A little less than two years ago, I submitted my first manuscript, Guerilla Furniture Design, to Storey Publishing. After six months of editing, we completed the photography and illustrations. I am now pleased to announce it is up for pre-sale on Amazon, and hits bookstores April 7th (barring shipping issues). During two-year process I have learned a great deal, moved halfway across the country, and worked to explore new methods of writing, research, and open source design. Instructables, the site that launched my writing career seven years ago, is now sponsoring a contest based on the book, with prize packs featuring furniture and posters designed by my (beautiful and brilliant) wife, Amanda Buck.
Amanda and I had the good fortune to hand-screen the posters at Baltimore Print Studios, run by our friends Kim and Kyle. BPS is a full-service letterpress and screen printing shop, offering workshops, press rental, and custom runs. The chipboard poster measures a healthy 18" x 24" and features one of my original reference drawings, overlaid with the design philosophy of the book: Honesty, Utility, Economy, Beauty. The typeface, Gordo, was designed from scratch by Amanda. 19 signed black-and-white versions are available as prizes in the Instructables contest. The rest will be sold right here on the OG world wide web HQ.
The book itself is beautiful! Clocking in at 192 pages, it starts with some guerilla background, history, and design philosophy, then transitions into discussions of ergonomics and structural considerations. Four sections -- Paper, Plastic, Wood, Metal -- outline 35 projects in ascending order of difficulty and complication. Furniture designs run the gamut, from chairs to tables to storage, all built with nomadism and recessionary economics in mind. Building instructions are pitched to the beginner, but there's deeply researched information and design inspiration there for DIYers of any skill level. Three of the projects in the book -- making laminated bent cardboard panels, bending aluminum road signs, and building cantilever seating from cardboard -- are techniques you won't see anywhere else.

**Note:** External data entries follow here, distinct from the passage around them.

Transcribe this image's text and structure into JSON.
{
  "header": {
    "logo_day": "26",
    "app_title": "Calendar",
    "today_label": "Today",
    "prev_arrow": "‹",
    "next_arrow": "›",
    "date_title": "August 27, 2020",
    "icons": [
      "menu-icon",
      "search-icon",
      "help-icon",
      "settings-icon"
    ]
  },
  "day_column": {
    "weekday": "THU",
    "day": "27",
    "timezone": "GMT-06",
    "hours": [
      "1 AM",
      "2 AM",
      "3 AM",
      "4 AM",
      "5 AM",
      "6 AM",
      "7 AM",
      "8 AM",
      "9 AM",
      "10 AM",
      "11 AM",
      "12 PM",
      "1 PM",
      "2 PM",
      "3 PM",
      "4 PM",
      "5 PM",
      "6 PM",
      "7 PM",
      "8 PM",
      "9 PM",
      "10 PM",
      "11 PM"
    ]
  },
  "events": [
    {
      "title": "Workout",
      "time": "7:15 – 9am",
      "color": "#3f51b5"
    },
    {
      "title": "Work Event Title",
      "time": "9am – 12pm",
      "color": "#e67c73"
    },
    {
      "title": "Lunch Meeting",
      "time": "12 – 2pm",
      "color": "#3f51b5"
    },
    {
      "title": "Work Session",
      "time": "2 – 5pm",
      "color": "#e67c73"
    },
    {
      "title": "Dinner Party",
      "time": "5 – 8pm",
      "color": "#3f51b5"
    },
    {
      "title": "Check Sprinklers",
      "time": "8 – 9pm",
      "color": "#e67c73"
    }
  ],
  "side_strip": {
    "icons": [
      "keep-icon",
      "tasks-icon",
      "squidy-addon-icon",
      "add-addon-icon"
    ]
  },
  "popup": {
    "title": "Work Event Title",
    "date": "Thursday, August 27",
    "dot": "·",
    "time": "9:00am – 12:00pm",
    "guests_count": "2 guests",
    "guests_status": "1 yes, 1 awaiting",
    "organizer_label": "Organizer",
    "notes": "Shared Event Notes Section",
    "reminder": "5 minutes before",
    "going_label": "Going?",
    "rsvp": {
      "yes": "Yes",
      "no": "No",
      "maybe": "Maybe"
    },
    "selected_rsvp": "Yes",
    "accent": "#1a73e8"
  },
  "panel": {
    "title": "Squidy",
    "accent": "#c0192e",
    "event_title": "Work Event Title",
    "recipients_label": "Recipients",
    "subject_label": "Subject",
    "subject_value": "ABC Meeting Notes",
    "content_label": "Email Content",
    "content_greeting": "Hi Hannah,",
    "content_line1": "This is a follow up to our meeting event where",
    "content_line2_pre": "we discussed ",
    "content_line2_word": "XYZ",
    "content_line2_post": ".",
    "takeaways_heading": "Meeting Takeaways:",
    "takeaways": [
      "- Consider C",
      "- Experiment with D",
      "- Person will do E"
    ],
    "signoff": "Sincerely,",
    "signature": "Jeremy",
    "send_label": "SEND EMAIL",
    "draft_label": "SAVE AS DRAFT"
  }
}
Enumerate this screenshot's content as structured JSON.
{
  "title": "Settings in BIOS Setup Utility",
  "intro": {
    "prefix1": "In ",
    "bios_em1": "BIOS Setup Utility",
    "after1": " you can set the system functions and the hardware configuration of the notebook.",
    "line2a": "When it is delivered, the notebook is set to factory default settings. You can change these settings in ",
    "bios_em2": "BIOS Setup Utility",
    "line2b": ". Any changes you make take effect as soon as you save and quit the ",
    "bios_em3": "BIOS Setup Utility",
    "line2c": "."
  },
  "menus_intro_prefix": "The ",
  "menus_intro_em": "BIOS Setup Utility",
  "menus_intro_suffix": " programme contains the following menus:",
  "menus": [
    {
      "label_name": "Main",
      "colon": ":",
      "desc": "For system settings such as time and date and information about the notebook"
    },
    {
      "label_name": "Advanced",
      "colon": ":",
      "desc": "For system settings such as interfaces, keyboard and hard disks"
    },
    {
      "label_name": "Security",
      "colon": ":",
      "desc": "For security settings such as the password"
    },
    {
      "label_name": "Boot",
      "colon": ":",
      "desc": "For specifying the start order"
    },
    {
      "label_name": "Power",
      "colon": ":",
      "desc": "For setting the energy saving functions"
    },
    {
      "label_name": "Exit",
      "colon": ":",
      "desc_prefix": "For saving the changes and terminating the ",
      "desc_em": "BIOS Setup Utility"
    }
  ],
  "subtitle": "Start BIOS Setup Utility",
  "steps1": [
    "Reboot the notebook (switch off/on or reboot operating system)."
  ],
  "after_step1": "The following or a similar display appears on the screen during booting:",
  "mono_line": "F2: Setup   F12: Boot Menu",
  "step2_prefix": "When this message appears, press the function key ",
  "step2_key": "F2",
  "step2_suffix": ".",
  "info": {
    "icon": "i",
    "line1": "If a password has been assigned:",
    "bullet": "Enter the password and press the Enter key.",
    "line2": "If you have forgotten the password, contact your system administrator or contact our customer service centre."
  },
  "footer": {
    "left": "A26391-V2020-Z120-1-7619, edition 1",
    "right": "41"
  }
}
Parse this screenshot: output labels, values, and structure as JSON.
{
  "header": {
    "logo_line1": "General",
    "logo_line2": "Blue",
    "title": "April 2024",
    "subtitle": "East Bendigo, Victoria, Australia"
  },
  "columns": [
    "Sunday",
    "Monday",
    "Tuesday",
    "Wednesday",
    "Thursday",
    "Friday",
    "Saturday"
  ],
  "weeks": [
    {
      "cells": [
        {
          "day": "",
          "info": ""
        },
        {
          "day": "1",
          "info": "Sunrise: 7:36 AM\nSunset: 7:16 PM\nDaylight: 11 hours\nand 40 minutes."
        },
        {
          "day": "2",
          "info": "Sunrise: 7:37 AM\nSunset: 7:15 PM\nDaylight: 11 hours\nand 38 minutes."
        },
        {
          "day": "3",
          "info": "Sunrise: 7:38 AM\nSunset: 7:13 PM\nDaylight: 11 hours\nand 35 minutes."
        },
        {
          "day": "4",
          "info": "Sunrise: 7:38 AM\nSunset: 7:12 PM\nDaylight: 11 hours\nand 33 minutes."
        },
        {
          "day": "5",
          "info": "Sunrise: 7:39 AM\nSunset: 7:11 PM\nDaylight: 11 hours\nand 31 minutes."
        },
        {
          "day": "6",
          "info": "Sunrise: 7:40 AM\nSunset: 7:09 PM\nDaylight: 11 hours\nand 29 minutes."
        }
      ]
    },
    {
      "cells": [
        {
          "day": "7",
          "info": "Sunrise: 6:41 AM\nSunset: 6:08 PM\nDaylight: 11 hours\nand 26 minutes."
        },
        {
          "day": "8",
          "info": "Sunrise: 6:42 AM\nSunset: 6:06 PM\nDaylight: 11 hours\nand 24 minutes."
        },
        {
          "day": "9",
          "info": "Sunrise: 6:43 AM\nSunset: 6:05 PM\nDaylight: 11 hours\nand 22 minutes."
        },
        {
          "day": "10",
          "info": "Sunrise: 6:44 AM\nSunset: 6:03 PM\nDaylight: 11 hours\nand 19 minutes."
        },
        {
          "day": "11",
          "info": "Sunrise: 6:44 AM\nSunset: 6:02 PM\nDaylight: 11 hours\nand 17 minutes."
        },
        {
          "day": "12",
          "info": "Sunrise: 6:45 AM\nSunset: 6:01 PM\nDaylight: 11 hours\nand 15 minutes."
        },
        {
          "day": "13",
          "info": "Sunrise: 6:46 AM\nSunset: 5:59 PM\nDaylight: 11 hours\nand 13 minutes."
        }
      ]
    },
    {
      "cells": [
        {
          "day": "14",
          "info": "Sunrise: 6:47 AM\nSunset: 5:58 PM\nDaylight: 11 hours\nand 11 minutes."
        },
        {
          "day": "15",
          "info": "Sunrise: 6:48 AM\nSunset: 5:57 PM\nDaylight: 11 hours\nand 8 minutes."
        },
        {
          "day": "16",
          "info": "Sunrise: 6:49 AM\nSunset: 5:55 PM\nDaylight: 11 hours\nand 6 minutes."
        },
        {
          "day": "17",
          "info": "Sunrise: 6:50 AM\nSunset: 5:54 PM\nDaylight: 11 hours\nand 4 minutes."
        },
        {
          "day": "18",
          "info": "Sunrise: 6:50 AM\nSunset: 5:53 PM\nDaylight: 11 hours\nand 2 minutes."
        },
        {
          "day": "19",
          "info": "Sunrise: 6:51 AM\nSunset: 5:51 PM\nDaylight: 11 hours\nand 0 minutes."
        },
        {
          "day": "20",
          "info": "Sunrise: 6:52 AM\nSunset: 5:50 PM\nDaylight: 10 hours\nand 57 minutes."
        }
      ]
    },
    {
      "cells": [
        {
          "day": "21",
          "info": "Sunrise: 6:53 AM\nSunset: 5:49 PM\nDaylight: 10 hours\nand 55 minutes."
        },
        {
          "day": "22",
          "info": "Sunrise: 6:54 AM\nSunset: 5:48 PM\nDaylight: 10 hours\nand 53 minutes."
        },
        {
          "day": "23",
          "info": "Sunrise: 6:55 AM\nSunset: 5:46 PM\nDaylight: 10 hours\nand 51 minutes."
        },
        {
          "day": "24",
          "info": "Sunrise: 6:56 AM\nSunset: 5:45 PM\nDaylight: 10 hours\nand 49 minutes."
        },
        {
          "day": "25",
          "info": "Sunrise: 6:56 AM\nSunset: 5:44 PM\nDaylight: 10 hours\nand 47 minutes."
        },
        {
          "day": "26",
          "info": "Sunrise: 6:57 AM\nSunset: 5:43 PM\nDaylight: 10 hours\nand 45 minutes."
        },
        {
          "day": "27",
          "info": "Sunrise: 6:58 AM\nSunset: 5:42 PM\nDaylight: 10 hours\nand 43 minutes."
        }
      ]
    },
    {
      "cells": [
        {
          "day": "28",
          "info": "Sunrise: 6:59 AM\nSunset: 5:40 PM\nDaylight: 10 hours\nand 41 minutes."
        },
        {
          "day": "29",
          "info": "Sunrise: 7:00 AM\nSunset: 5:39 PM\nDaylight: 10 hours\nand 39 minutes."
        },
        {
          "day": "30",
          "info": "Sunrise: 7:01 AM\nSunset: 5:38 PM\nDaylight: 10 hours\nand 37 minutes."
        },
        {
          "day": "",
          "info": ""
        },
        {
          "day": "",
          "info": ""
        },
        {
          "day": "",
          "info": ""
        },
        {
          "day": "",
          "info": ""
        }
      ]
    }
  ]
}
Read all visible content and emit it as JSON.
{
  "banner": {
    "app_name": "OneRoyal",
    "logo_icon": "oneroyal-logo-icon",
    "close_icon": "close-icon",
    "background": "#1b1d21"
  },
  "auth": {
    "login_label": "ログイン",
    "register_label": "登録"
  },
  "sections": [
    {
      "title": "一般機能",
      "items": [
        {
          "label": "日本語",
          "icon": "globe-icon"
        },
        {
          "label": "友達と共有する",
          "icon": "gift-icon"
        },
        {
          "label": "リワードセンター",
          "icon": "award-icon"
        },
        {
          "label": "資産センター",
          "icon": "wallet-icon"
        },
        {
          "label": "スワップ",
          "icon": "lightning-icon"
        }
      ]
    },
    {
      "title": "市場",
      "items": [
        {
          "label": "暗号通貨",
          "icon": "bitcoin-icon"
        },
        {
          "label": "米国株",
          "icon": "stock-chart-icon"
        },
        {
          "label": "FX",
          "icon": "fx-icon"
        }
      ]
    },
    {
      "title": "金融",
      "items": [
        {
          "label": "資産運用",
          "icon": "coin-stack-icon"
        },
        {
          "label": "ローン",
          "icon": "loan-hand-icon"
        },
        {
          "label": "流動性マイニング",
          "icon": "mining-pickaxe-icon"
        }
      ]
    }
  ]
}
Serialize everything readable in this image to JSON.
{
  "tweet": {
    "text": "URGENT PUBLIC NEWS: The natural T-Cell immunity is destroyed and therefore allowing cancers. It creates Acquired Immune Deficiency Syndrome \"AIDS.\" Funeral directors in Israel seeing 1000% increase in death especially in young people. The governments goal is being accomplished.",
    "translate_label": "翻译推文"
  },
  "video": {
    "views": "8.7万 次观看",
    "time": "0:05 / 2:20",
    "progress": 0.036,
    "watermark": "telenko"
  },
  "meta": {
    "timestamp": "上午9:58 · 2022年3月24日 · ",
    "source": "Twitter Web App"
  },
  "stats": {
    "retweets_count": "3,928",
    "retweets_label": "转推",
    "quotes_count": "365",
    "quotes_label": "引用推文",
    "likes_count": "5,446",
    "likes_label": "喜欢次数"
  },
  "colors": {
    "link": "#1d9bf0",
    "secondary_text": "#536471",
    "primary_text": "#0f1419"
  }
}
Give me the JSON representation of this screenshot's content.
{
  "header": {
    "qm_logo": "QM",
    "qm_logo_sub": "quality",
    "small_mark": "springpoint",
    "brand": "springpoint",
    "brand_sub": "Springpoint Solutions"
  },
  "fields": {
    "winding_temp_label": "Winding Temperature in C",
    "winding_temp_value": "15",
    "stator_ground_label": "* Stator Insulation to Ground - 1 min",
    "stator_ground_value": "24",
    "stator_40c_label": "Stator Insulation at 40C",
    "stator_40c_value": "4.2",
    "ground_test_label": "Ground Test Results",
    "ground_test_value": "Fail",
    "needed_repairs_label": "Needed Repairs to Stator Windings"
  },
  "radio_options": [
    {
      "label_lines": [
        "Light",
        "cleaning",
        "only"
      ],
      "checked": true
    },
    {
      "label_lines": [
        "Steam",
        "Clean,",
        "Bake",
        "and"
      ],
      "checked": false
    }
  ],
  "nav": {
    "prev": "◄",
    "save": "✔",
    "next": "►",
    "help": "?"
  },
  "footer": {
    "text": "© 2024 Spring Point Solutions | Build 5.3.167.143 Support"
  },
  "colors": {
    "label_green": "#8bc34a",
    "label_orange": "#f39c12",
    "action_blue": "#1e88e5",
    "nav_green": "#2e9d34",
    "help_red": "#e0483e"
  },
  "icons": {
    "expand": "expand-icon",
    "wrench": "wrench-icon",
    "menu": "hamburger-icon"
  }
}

I built this book, and everything in it, with my own hands. Every piece of furniture is something I've lived with, tested, de-bugged, and sweated into something satisfactory. Only a handful of projects even approach $100 in materials, and most were made of alley-panned salvage and construction site debris. Most can be made with common hand tools, in improvised workshops, in less than a weekend. It is a synthesis of a dozen years of experimenting, 10 projects a year, with plenty of failures along the way. I hope you enjoy reading it as much as I enjoyed making it.
If you live in the Baltimore region, please join me for a book-release party with my good friends at the Station North Tool Library on Saturday, March 28th, from 7-10 PM. I will be there with a limited number of signed copies, a stack of posters for sale, a few original prototypes for the book on display, and abundant local brews.